“There are only two things that will happen to a Pisay graduate,” our high school chemistry teacher once told us, “either you sink or swim.”
Many of us reacted violently, knowing that such statement was totally revolting and downright blasphemous. We were shocked that our teacher, both a Pisay graduate and a UP alumna, was pessimistic and doubtful of our potential as future scientists, engineers and leaders of this country. She was directly attacking our capability to survive in UP and graduate on time. Being the idealist we were, we never believed her because she was aggressively undermining our future, discouraging us to dream further. And we stopped listening to her classes.
How on earth could a Pisay graduate “sink” or more appropriately “drown” in UP? It was like asking if Eric Buhain would drown in the middle of a race. Come to think of it, we are provided with the best secondary education the Philippine Government could offer. We have the best and brightest instructors and mentors. In fact, most of our teachers are master degree holders or are currently taking up their MA’s. That’s not all, two of our teachers were recipient of the prestigious Metrobank Outstanding Teachers Award. We are also provided with the best curriculum – training us extensively in the sciences to become the future intellectual heavyweights. We are the cream of the crop, the brightest, and the intellectually-gifted of our generation. And to top it all, our education is free plus some perks that are the envy of others – we have stipends and traveling allowances.

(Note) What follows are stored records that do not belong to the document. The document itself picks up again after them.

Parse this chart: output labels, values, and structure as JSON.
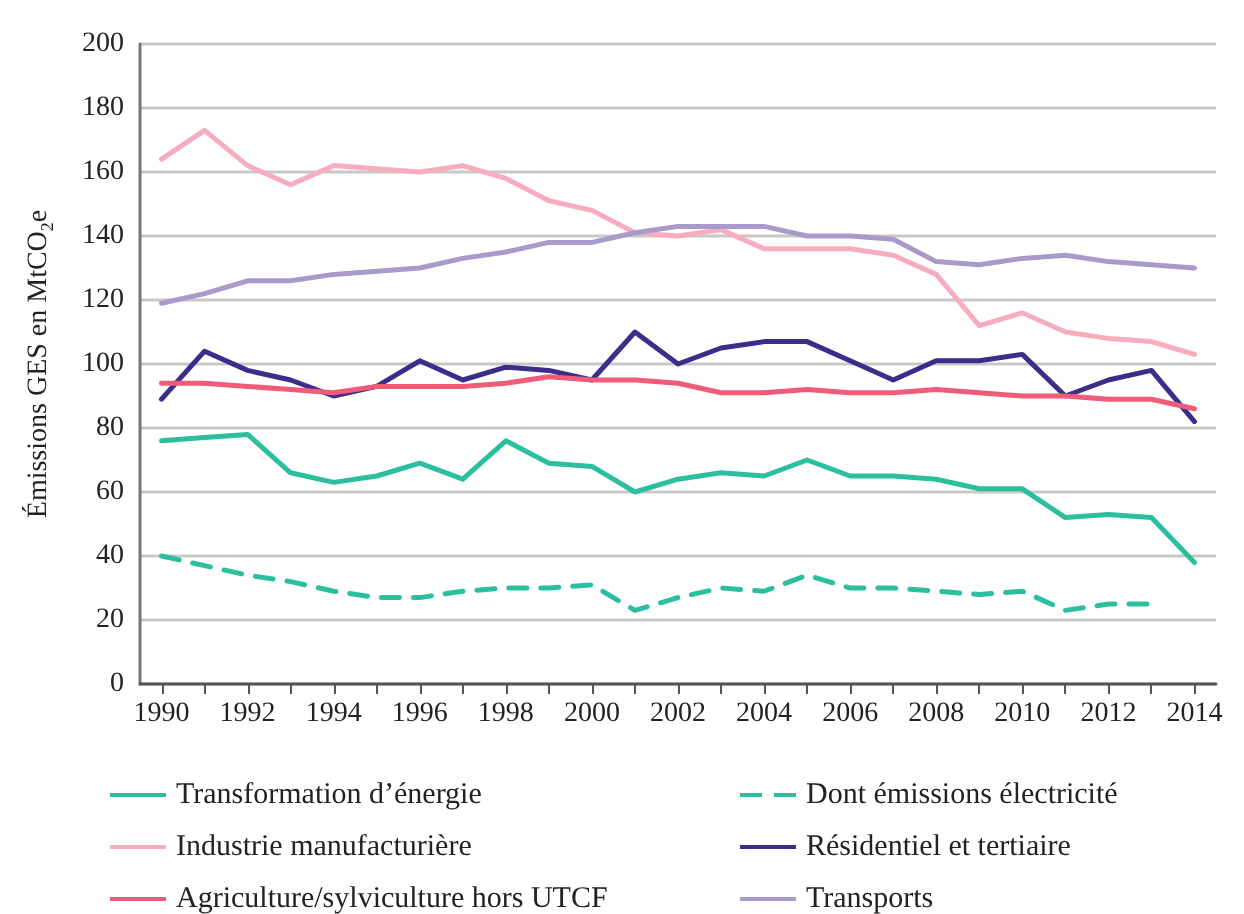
{
  "chart_data": {
    "type": "line",
    "ylabel": "Émissions GES en MtCO$_{2}$e",
    "x": [
      1990,
      1991,
      1992,
      1993,
      1994,
      1995,
      1996,
      1997,
      1998,
      1999,
      2000,
      2001,
      2002,
      2003,
      2004,
      2005,
      2006,
      2007,
      2008,
      2009,
      2010,
      2011,
      2012,
      2013,
      2014
    ],
    "xlim": [
      1989.5,
      2014.5
    ],
    "xticks": [
      1990,
      {
        "value": 1991,
        "label": null
      },
      1992,
      {
        "value": 1993,
        "label": null
      },
      1994,
      {
        "value": 1995,
        "label": null
      },
      1996,
      {
        "value": 1997,
        "label": null
      },
      1998,
      {
        "value": 1999,
        "label": null
      },
      2000,
      {
        "value": 2001,
        "label": null
      },
      2002,
      {
        "value": 2003,
        "label": null
      },
      2004,
      {
        "value": 2005,
        "label": null
      },
      2006,
      {
        "value": 2007,
        "label": null
      },
      2008,
      {
        "value": 2009,
        "label": null
      },
      2010,
      {
        "value": 2011,
        "label": null
      },
      2012,
      {
        "value": 2013,
        "label": null
      },
      2014
    ],
    "ylim": [
      0,
      200
    ],
    "yticks": [
      0,
      20,
      40,
      60,
      80,
      100,
      120,
      140,
      160,
      180,
      200
    ],
    "grid": "y",
    "legend": "bottom",
    "marker": "none",
    "series": [
      {
        "name": "Transformation d’énergie",
        "color": "#2bbf9f",
        "line_style": "solid",
        "values": [
          76,
          77,
          78,
          66,
          63,
          65,
          69,
          64,
          76,
          69,
          68,
          60,
          64,
          66,
          65,
          70,
          65,
          65,
          64,
          61,
          61,
          52,
          53,
          52,
          38
        ]
      },
      {
        "name": "Dont émissions électricité",
        "color": "#2bbf9f",
        "line_style": "dashed",
        "values": [
          40,
          37,
          34,
          32,
          29,
          27,
          27,
          29,
          30,
          30,
          31,
          23,
          27,
          30,
          29,
          34,
          30,
          30,
          29,
          28,
          29,
          23,
          25,
          25,
          null
        ]
      },
      {
        "name": "Industrie manufacturière",
        "color": "#f7adbd",
        "line_style": "solid",
        "values": [
          164,
          173,
          162,
          156,
          162,
          161,
          160,
          162,
          158,
          151,
          148,
          141,
          140,
          142,
          136,
          136,
          136,
          134,
          128,
          112,
          116,
          110,
          108,
          107,
          103
        ]
      },
      {
        "name": "Résidentiel et tertiaire",
        "color": "#3d2d8a",
        "line_style": "solid",
        "values": [
          89,
          104,
          98,
          95,
          90,
          93,
          101,
          95,
          99,
          98,
          95,
          110,
          100,
          105,
          107,
          107,
          101,
          95,
          101,
          101,
          103,
          90,
          95,
          98,
          82
        ]
      },
      {
        "name": "Agriculture/sylviculture hors UTCF",
        "color": "#ef5b78",
        "line_style": "solid",
        "values": [
          94,
          94,
          93,
          92,
          91,
          93,
          93,
          93,
          94,
          96,
          95,
          95,
          94,
          91,
          91,
          92,
          91,
          91,
          92,
          91,
          90,
          90,
          89,
          89,
          86
        ]
      },
      {
        "name": "Transports",
        "color": "#a89bcb",
        "line_style": "solid",
        "values": [
          119,
          122,
          126,
          126,
          128,
          129,
          130,
          133,
          135,
          138,
          138,
          141,
          143,
          143,
          143,
          140,
          140,
          139,
          132,
          131,
          133,
          134,
          132,
          131,
          130
        ]
      }
    ]
  }
}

With these amenities, perks and training, how could a Pisay graduate “drown” in the seemingly friendly waters of the University of the Philippines?
Equipped with raw idealism and innocent perspective about life, I became a man on a mission when I entered here in UP. I will prove my teacher wrong, I will prove that all Pisay graduates could swim effortlessly the shores of UP. I will make her eat her own words, until she blows out and die instantly. So I did my share of the bargain, I studied. I got decent grades, respectable enough that my parents were so elated when they saw it. And the semesters went on, and my grades were getting lower and lower much to the dismay of my parents who were expecting much from me. Until finally I got my first 5 .
My hand was not shaking when I was holding my class card in Physics 72. I was even surprised that they never gave me a grade of 6. So this is the feeling when you get a five: you feel numb, you don’t know whether you are happy or sad. Your emotions are clashing, fighting for your attention, racing to be expressed. But you feel nothing and no emotions were leaking out. I was a perfect study of someone who was manhid . I was standing outside NIP, near a tree for ten whole minutes. I was standing there like a statue: firm, solid, immovable, and emotionless.
A haunting voice was haunting me over and over in my sleep that night, “either you sink or swim.”
I woke up and realized that I have failed in my mission. I should have listened to my chemistry teacher after all and asked her why it was happening. But there is no point in regretting the lost opportunity because I could never go back and asked my teacher again. That night I understood why she said it, I understood the reasons for her telling it: to ready us for the shark-infested waters of UP, to warn us that swimming in UP is not an easy task, that it requires patience, perseverance, consistency and diligence.
I continued with my miserable academic life, collecting a bunch of 5s, 4s, 3s, INCs and a solitary 1 along the way. I continued drowning and gasping for air in the not-so-friendly, shark-infested and stormy waters of UP.